Elles n’échangèrent plus une parole, assises qu’elles étaient sous le grand marronnier. Le silence les berçait, et les rêves les appelaient. Lily et Rose ne parlaient plus, parce qu’elles n’en avaient plus besoin. Ce devait être la dernière fois qu’elles se tenaient là, même si elles ne le savaient pas encore. La dernière fois avant de très nombreuses années, la dernière fois avant quarante-huit ans. Quarante-huit ans, le temps qui allait s’écouler avant qu’elles ne se retrouvent ici au milieu des champs. Quarante-huit ans, le temps durant lequel elles allaient vivre leur vie loin de leur famille, loin de tout. Quarante-huit années durant lesquelles elles n’auraient jamais été aussi heureuses.
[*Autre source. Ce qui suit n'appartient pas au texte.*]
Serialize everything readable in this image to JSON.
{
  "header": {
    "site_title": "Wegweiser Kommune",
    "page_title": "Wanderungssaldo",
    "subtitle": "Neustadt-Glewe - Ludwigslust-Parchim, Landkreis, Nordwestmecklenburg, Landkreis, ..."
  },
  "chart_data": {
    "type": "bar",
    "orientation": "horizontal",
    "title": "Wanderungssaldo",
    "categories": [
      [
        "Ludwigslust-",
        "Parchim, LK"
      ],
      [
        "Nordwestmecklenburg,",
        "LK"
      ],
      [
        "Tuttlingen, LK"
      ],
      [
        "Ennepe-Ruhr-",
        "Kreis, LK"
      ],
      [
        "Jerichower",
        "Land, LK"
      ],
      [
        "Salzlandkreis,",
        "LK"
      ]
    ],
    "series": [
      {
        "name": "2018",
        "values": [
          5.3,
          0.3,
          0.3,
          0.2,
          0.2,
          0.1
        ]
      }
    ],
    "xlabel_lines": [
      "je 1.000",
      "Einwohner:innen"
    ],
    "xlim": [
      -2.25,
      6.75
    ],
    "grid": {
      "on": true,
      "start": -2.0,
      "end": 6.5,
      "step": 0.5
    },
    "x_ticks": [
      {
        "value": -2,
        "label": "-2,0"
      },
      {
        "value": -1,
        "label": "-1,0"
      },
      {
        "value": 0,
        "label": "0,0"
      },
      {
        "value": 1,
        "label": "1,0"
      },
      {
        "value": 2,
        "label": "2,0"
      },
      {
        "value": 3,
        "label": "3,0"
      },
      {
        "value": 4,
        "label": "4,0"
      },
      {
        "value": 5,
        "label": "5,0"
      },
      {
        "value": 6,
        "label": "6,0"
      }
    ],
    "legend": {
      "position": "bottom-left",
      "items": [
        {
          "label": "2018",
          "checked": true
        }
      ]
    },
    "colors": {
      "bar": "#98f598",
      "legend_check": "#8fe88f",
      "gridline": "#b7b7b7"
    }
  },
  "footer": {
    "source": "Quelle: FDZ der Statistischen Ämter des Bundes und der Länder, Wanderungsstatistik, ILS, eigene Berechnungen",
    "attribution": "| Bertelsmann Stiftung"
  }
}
Le bonheur était à portée de main. Elles y étaient presque. Lily et Rose se relevèrent. Peut-être le savaient-elles, finalement, qu’elles ne se reverraient pas avant longtemps. Peut-être avaient-elles deviné depuis longtemps, depuis toujours, qu’il n’y a qu’ailleurs qu’elles pourraient profiter pleinement de leur vie. Alors elles se lèvent. Elles se regardent une dernière fois, se disent au revoir du regard. Les dernières feuilles qui tenaient encore sur le marronnier tombent à leur pied. Lily et Rose ne sont pas heureuses. Pas encore. Mais elles le seront bientôt.
Parce que même si c’est ailleurs, même si ce n’est pas auprès de leur famille, le printemps refleurira.